Section 5. Elections. The nominated candidate(s) receiving the greatest number of votes for each seat on the Board shall be declared elected.

 

Section 6. Annual Meeting. The Annual Meeting shall be held in December; this meeting is intended for volunteers to meet the newly elected members of the Board.

 

Section 7. Transfer of Duties. Those whose election is announced at the Annual Meeting shall take office on January 1st of the year following such elections, unless elected under the terms of Article III, Section 3 (Vacancies), in which instance such elected Board member shall take office immediately. Each retiring officer shall turn over to such successor in office all properties and records relating to that office within thirty (30) days after the election.

 

ARTICLE V

Committees

 

Section 1. The Board may create or disband standing committees to advance the work of the Partnership. Ad-hoc committees may also be appointed by the Board to aid with particular projects. Committees shall always be subject to the final authority of the Board.

 

Section 2. Any committee appointment may be terminated by a majority vote of the Board upon written notice to the appointee; and the Board may appoint successors to those persons whose services have been terminated.

 

 

ARTICLE VI

Amendments

 

Section 1. Amendments to the Constitution and Bylaws may be proposed by the Board or by written petition addressed to the Secretary, signed by twenty (20) percent of the volunteers.
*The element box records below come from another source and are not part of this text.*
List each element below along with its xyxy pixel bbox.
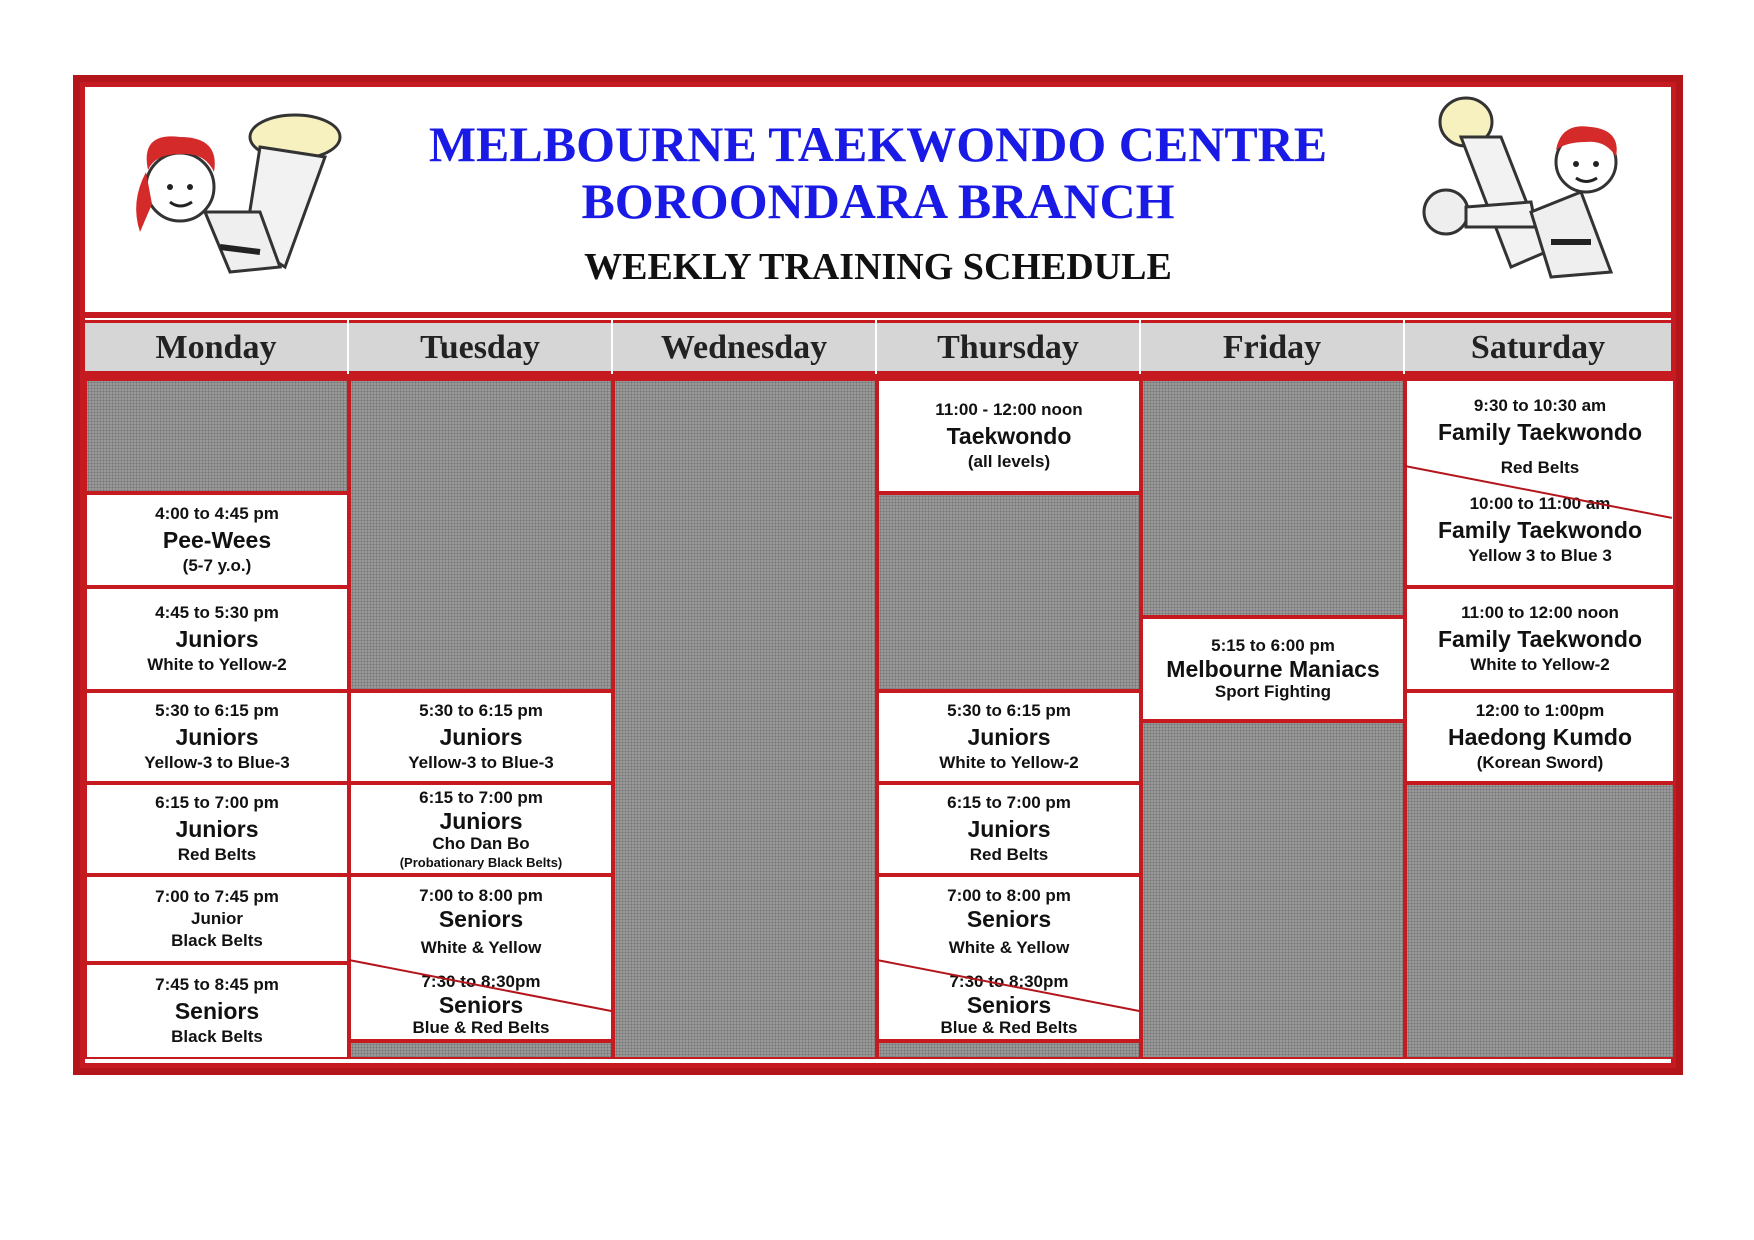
class-slot-monday-juniors-1 xyxy=(85,587,349,691)
taekwondo-mascot-right-image xyxy=(1411,92,1651,292)
day-header-wednesday: Wednesday xyxy=(613,320,875,374)
class-name: Melbourne Maniacs xyxy=(1166,656,1380,682)
class-time: 5:30 to 6:15 pm xyxy=(155,701,279,720)
class-name: Junior xyxy=(191,909,243,928)
class-slot-tuesday-juniors-1 xyxy=(349,691,613,783)
class-name: Pee-Wees xyxy=(162,527,272,553)
class-time: 7:00 to 8:00 pm xyxy=(419,886,543,905)
class-slot-monday-juniors-3 xyxy=(85,783,349,875)
class-level: (all levels) xyxy=(967,452,1051,471)
empty-slot xyxy=(1141,379,1405,617)
class-level: Yellow-3 to Blue-3 xyxy=(408,753,554,772)
class-name: Juniors xyxy=(175,724,259,750)
class-level: Black Belts xyxy=(171,1027,263,1046)
day-header-monday: Monday xyxy=(85,320,347,374)
class-time: 6:15 to 7:00 pm xyxy=(155,793,279,812)
class-level: White & Yellow xyxy=(420,938,542,957)
class-level: Black Belts xyxy=(171,931,263,950)
empty-slot xyxy=(85,379,349,493)
day-header-tuesday: Tuesday xyxy=(349,320,611,374)
class-slot-saturday-family-overlap xyxy=(1405,379,1675,587)
empty-slot xyxy=(1405,783,1675,1059)
class-level: (Korean Sword) xyxy=(1476,753,1604,772)
class-time: 7:00 to 7:45 pm xyxy=(155,887,279,906)
class-level: Yellow 3 to Blue 3 xyxy=(1468,546,1612,565)
class-level: (5-7 y.o.) xyxy=(182,556,252,575)
page-title-line2: BOROONDARA BRANCH xyxy=(581,173,1175,229)
class-time: 5:30 to 6:15 pm xyxy=(419,701,543,720)
day-header-friday: Friday xyxy=(1141,320,1403,374)
class-time: 7:30 to 8:30pm xyxy=(421,972,541,991)
class-level: Blue & Red Belts xyxy=(940,1018,1078,1037)
class-level: Cho Dan Bo xyxy=(432,834,530,853)
class-time: 7:30 to 8:30pm xyxy=(949,972,1069,991)
empty-slot xyxy=(1141,721,1405,1059)
day-header-thursday: Thursday xyxy=(877,320,1139,374)
page-title-line1: MELBOURNE TAEKWONDO CENTRE xyxy=(428,116,1328,172)
class-name: Taekwondo xyxy=(946,423,1072,449)
class-slot-saturday-family-3 xyxy=(1405,587,1675,691)
class-note: (Probationary Black Belts) xyxy=(399,855,563,870)
class-level: White & Yellow xyxy=(948,938,1070,957)
class-name: Seniors xyxy=(174,998,260,1024)
class-name: Juniors xyxy=(175,626,259,652)
class-name: Family Taekwondo xyxy=(1437,626,1643,652)
class-level: White to Yellow-2 xyxy=(939,753,1079,772)
header xyxy=(85,87,1671,318)
class-level: Blue & Red Belts xyxy=(412,1018,550,1037)
class-name: Seniors xyxy=(966,906,1052,932)
class-name: Family Taekwondo xyxy=(1437,419,1643,445)
class-level: Red Belts xyxy=(969,845,1049,864)
empty-slot xyxy=(877,493,1141,691)
class-time: 5:30 to 6:15 pm xyxy=(947,701,1071,720)
class-slot-thursday-juniors-2 xyxy=(877,783,1141,875)
schedule-frame xyxy=(73,75,1683,1075)
class-level: Sport Fighting xyxy=(1214,682,1332,701)
class-level: White to Yellow-2 xyxy=(147,655,287,674)
class-time: 6:15 to 7:00 pm xyxy=(947,793,1071,812)
class-slot-monday-peewees xyxy=(85,493,349,587)
class-level: Yellow-3 to Blue-3 xyxy=(144,753,290,772)
class-slot-thursday-taekwondo xyxy=(877,379,1141,493)
class-slot-monday-junior-black xyxy=(85,875,349,963)
class-slot-thursday-seniors-overlap xyxy=(877,875,1141,1041)
class-time: 11:00 - 12:00 noon xyxy=(935,400,1083,419)
class-name: Family Taekwondo xyxy=(1437,517,1643,543)
class-name: Juniors xyxy=(967,724,1051,750)
class-time: 5:15 to 6:00 pm xyxy=(1211,636,1335,655)
empty-slot xyxy=(877,1041,1141,1059)
class-slot-saturday-kumdo xyxy=(1405,691,1675,783)
class-name: Juniors xyxy=(175,816,259,842)
day-header-saturday: Saturday xyxy=(1405,320,1671,374)
schedule-board xyxy=(85,87,1671,1063)
empty-slot xyxy=(349,1041,613,1059)
class-slot-tuesday-juniors-2 xyxy=(349,783,613,875)
class-name: Seniors xyxy=(966,992,1052,1018)
class-name: Juniors xyxy=(439,808,523,834)
class-level: Red Belts xyxy=(1500,458,1580,477)
page-subtitle: WEEKLY TRAINING SCHEDULE xyxy=(584,246,1172,288)
class-level: Red Belts xyxy=(177,845,257,864)
class-slot-thursday-juniors-1 xyxy=(877,691,1141,783)
class-time: 6:15 to 7:00 pm xyxy=(419,788,543,807)
class-slot-monday-seniors xyxy=(85,963,349,1059)
class-time: 12:00 to 1:00pm xyxy=(1475,701,1605,720)
class-slot-friday-maniacs xyxy=(1141,617,1405,721)
class-name: Seniors xyxy=(438,906,524,932)
schedule-grid xyxy=(85,379,1671,1063)
class-time: 4:45 to 5:30 pm xyxy=(155,603,279,622)
class-name: Seniors xyxy=(438,992,524,1018)
class-time: 4:00 to 4:45 pm xyxy=(155,504,279,523)
class-time: 10:00 to 11:00 am xyxy=(1469,494,1611,513)
class-name: Juniors xyxy=(439,724,523,750)
empty-slot xyxy=(613,379,877,1059)
class-name: Haedong Kumdo xyxy=(1448,724,1632,750)
class-time: 7:45 to 8:45 pm xyxy=(155,975,279,994)
class-slot-tuesday-seniors-overlap xyxy=(349,875,613,1041)
class-time: 9:30 to 10:30 am xyxy=(1473,396,1607,415)
empty-slot xyxy=(349,379,613,691)
class-time: 7:00 to 8:00 pm xyxy=(947,886,1071,905)
class-level: White to Yellow-2 xyxy=(1470,655,1610,674)
class-slot-monday-juniors-2 xyxy=(85,691,349,783)
class-time: 11:00 to 12:00 noon xyxy=(1461,603,1619,622)
class-name: Juniors xyxy=(967,816,1051,842)
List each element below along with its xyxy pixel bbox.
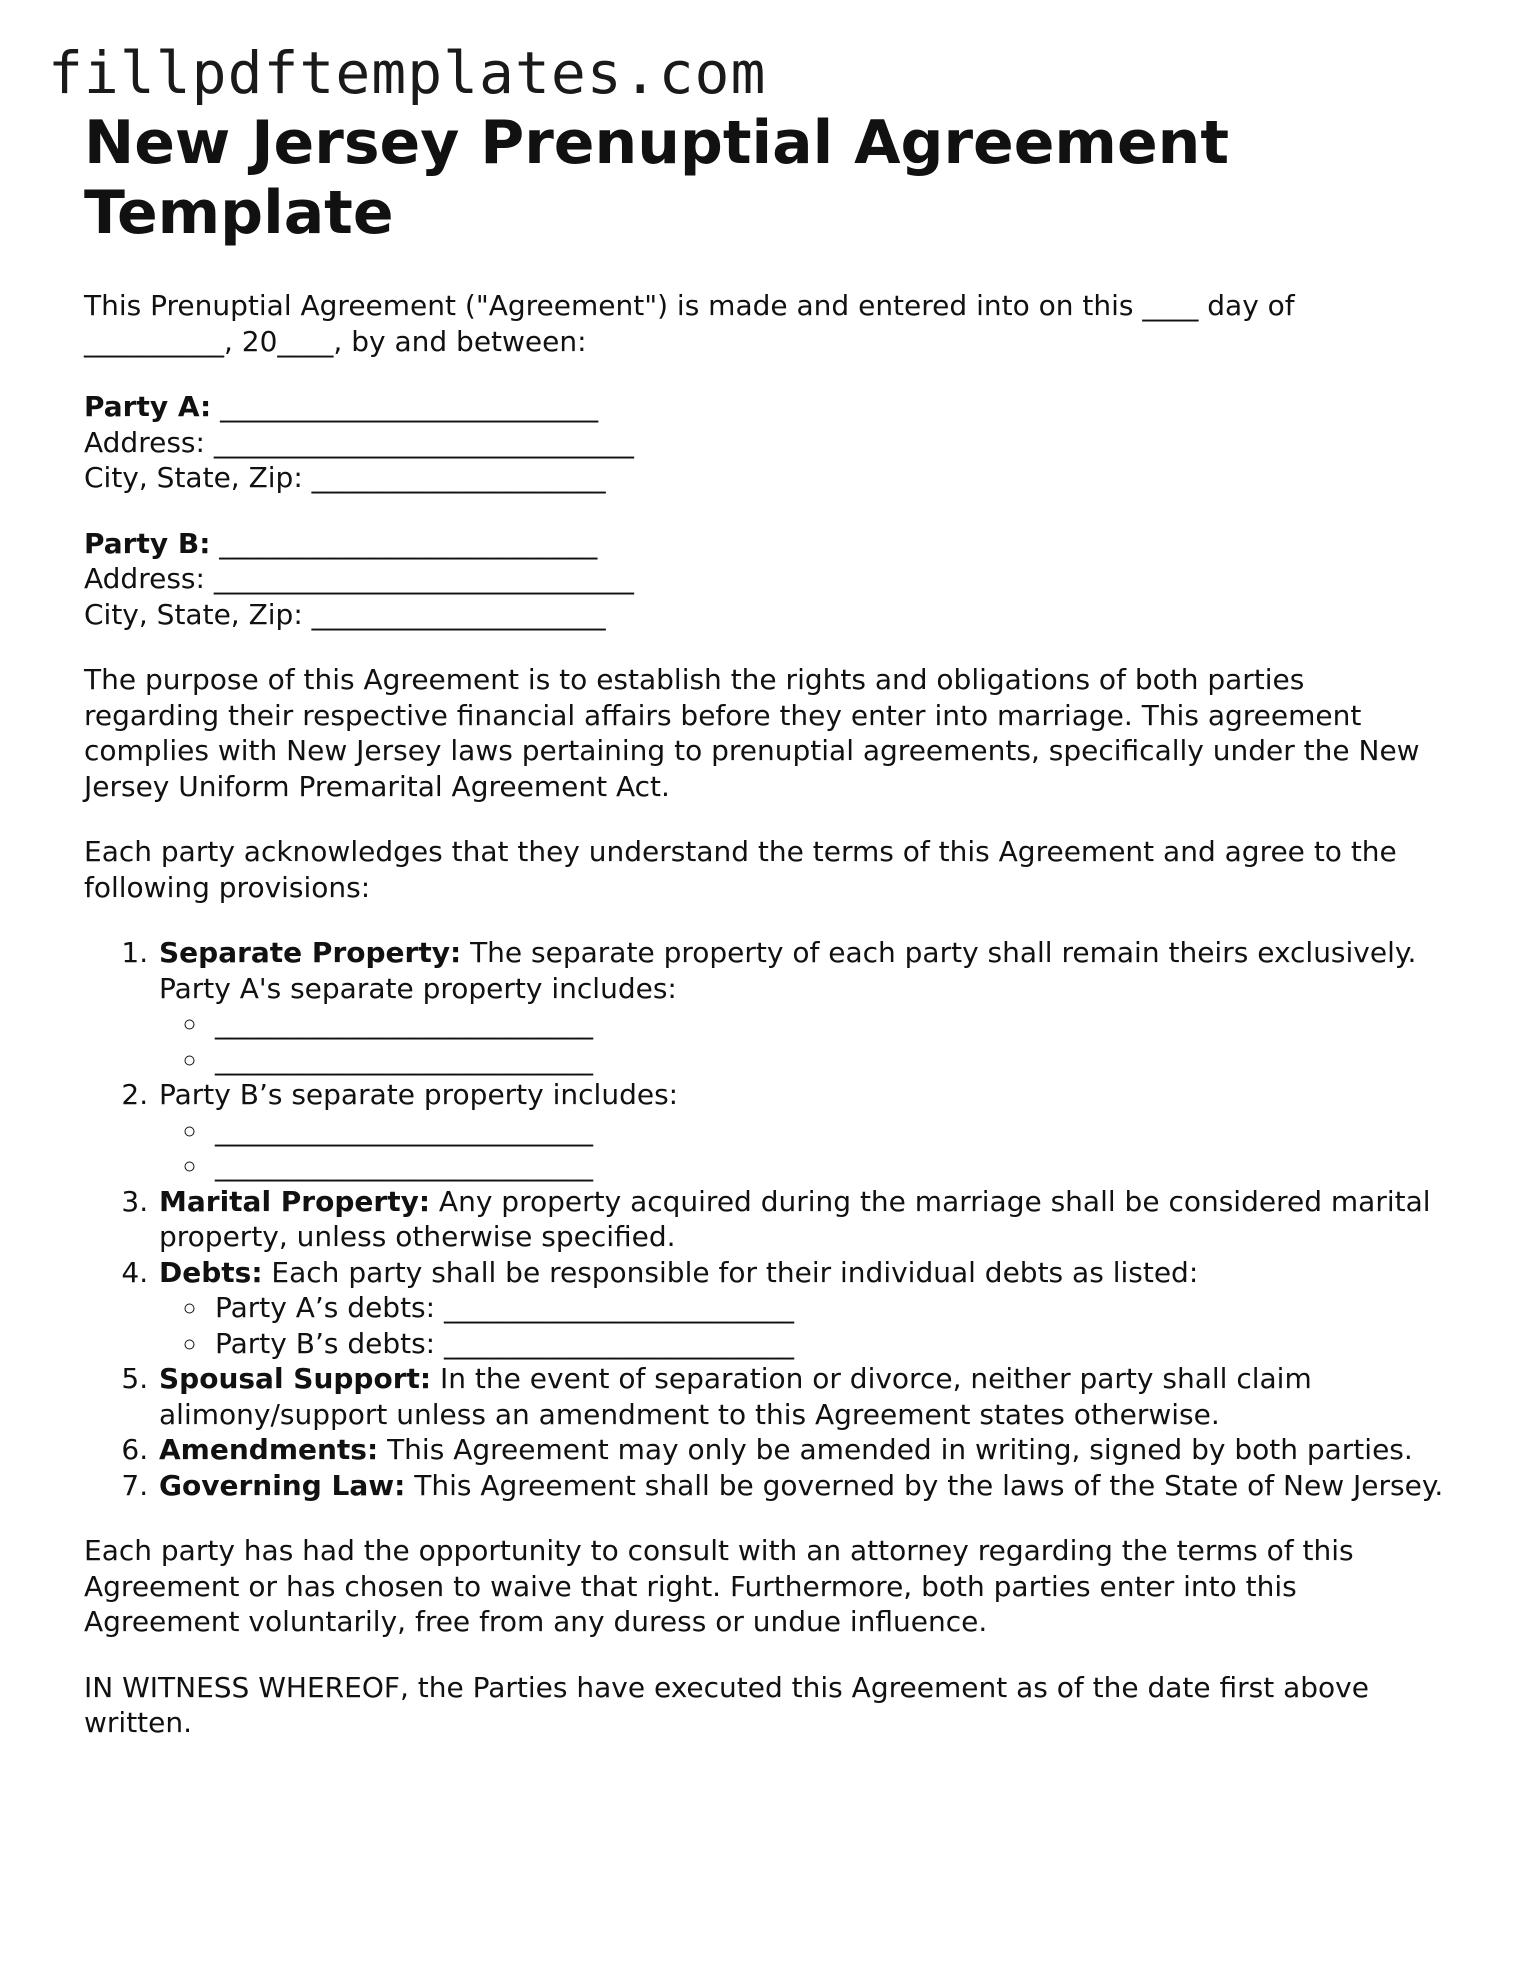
provision-heading: Governing Law:: [159, 1468, 406, 1502]
party-b-city: City, State, Zip: _____________________: [84, 597, 606, 631]
provision-sublist: [159, 1290, 1444, 1361]
party-a-name-blank: ___________________________: [211, 390, 599, 423]
provision-text: In the event of separation or divorce, neither party shall claim alimony/support unless an amendment to this Agreement states otherwise.: [159, 1362, 1312, 1431]
provision-item: [157, 935, 1444, 1077]
provision-text: Each party shall be responsible for their individual debts as listed:: [262, 1255, 1199, 1289]
consult-paragraph: Each party has had the opportunity to consult with an attorney regarding the terms of this Agreement or has chosen to waive that right. Furthermore, both parties enter into this Agreement voluntarily, free from any duress or undue influence.: [84, 1534, 1354, 1638]
provision-heading: Separate Property:: [159, 936, 462, 969]
sub-item: ◦ ___________________________: [209, 1148, 1444, 1184]
provision-text: Any property acquired during the marriage shall be considered marital property, unless otherwise specified.: [159, 1184, 1431, 1253]
party-b-block: [84, 526, 1444, 633]
party-b-name-line: [84, 526, 1444, 562]
acknowledge-paragraph: Each party acknowledges that they understand the terms of this Agreement and agree to the following provisions:: [84, 835, 1397, 904]
provision-heading: Marital Property:: [159, 1184, 431, 1218]
sub-item: ◦ Party A’s debts: _________________________: [209, 1290, 1444, 1326]
provision-text: Party B’s separate property includes:: [159, 1078, 679, 1111]
provision-text: The separate property of each party shall remain theirs exclusively. Party A's separate property includes:: [159, 936, 1417, 1005]
party-a-city: City, State, Zip: _____________________: [84, 461, 606, 494]
party-b-address: Address: ______________________________: [84, 562, 634, 595]
party-a-name-line: [84, 389, 1444, 425]
provisions-list: [84, 935, 1444, 1503]
provision-text: This Agreement may only be amended in writing, signed by both parties.: [378, 1433, 1413, 1466]
site-watermark: fillpdftemplates.com: [48, 39, 767, 107]
party-a-address: Address: ______________________________: [84, 425, 634, 459]
sub-item: ◦ ___________________________: [209, 1113, 1444, 1149]
sub-item: ◦ ___________________________: [209, 1042, 1444, 1078]
provision-text: This Agreement shall be governed by the laws of the State of New Jersey.: [405, 1468, 1444, 1502]
provision-heading: Debts:: [159, 1255, 263, 1289]
party-b-label: Party B:: [84, 526, 211, 560]
provision-item: [157, 1077, 1444, 1184]
sub-item: ◦ Party B’s debts: _________________________: [209, 1326, 1444, 1362]
provision-heading: Amendments:: [159, 1433, 379, 1466]
provision-item: [157, 1184, 1444, 1255]
provision-item: [157, 1468, 1444, 1504]
provision-sublist: [159, 1006, 1444, 1077]
witness-paragraph: IN WITNESS WHEREOF, the Parties have executed this Agreement as of the date first above written.: [84, 1670, 1369, 1739]
party-a-label: Party A:: [84, 390, 212, 423]
provision-item: [157, 1255, 1444, 1362]
page-title: New Jersey Prenuptial Agreement Template: [84, 108, 1230, 248]
party-a-block: [84, 389, 1444, 496]
purpose-paragraph: The purpose of this Agreement is to establish the rights and obligations of both parties regarding their respective financial affairs before they enter into marriage. This agreement complies with New Jersey laws pertaining to prenuptial agreements, specifically under the New Jersey Uniform Premarital Agreement Act.: [84, 663, 1420, 803]
document-page: [84, 108, 1444, 1771]
provision-item: [157, 1361, 1444, 1432]
party-b-name-blank: ___________________________: [210, 526, 598, 560]
intro-paragraph: This Prenuptial Agreement ("Agreement") is made and entered into on this ____ day of __________, 20____, by and between:: [84, 289, 1295, 358]
provision-item: [157, 1432, 1444, 1468]
provision-sublist: [159, 1113, 1444, 1184]
sub-item: ◦ ___________________________: [209, 1006, 1444, 1042]
provision-heading: Spousal Support:: [159, 1362, 432, 1395]
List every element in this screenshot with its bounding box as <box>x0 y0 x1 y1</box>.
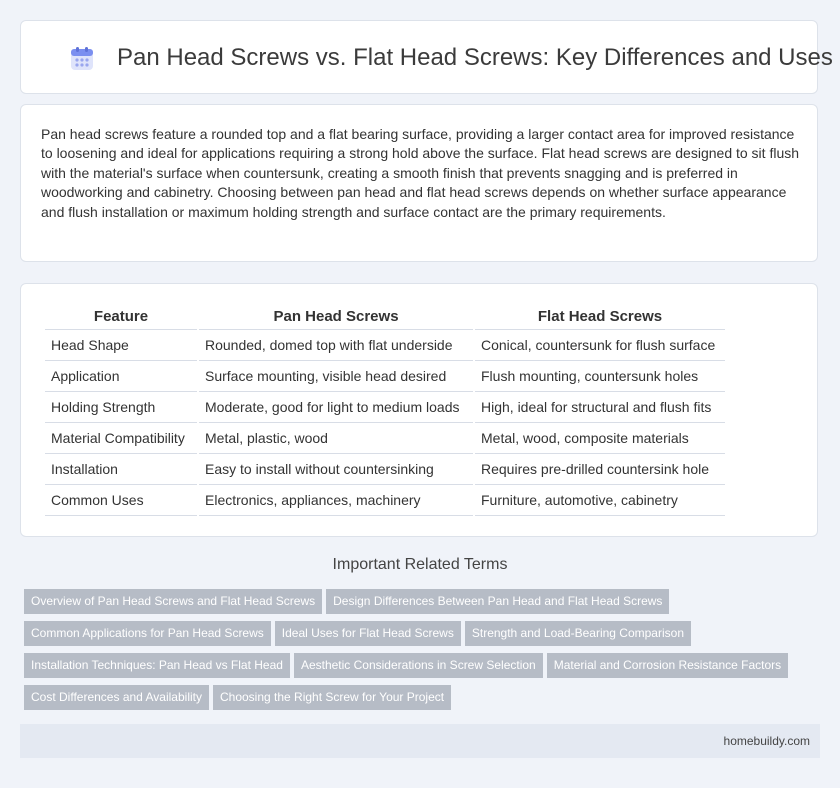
table-cell: Holding Strength <box>45 392 197 423</box>
related-terms-heading: Important Related Terms <box>332 556 508 573</box>
table-row <box>45 330 725 361</box>
table-header-row <box>45 304 725 330</box>
column-header: Feature <box>45 304 197 330</box>
table-cell: High, ideal for structural and flush fits <box>475 392 725 423</box>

Amendments proposed by such petition shall be considered by the Board within thirty (30) days and must be submitted to the volunteers with recommendations of the Board by the Secretary for a vote within three (3) months of the date when the petition was received by the Secretary.

 

Section 2. The Constitution and Bylaws may be amended by a two-thirds vote of the volunteers present and voting at any General or Special Meeting called for the purpose, provided the proposed amendments have been included in the notice of the meeting and mailed to each volunteer at least two (2) weeks prior to the date of that meeting.

 

ARTICLE VII

Dissolution

 

Section 1. The Partnership may be dissolved at any time by the written consent of not less than two-thirds of the volunteers. In the event of the dissolution of the Partnership, other than for purposes of reorganization whether voluntary or involuntary or by operation of law, none of the property of the Partnership nor any proceeds thereof nor any assets of the Partnership shall be distributed to any volunteers, but after payment of the debts of the Partnership, its property and assets shall be given to a charitable organization for the benefit of animals selected by the Board.

 

 

ARTICLE VIII

Order of Business

 

Section 1. At General meetings, the order of business, so far as the character and nature of the meeting may permit, shall be as follows:

 

  • Sign-in of volunteers
  • Approval of minutes of last meeting
  • Report of the President
  • Report of the Vice-President
  • Report of the Secretary
  • Report of the Treasurer
  • Reports of the Committees
  • Unfinished business
  • New business
  • Adjournment

 

Section 2. At meetings of the Board, the order of business, unless otherwise directed by a majority vote of those present, shall be as follows:

  • Approval of minutes of last meeting
  • Report of the Secretary
  • Report of the Treasurer
  • Reports of Committees
  • Unfinished business
  • New business
  • Adjournment

 

By-laws Approved by the Partnership for Animal Welfare, Incorporated, Board of Directors and General Meeting Vote, December 28, 2003.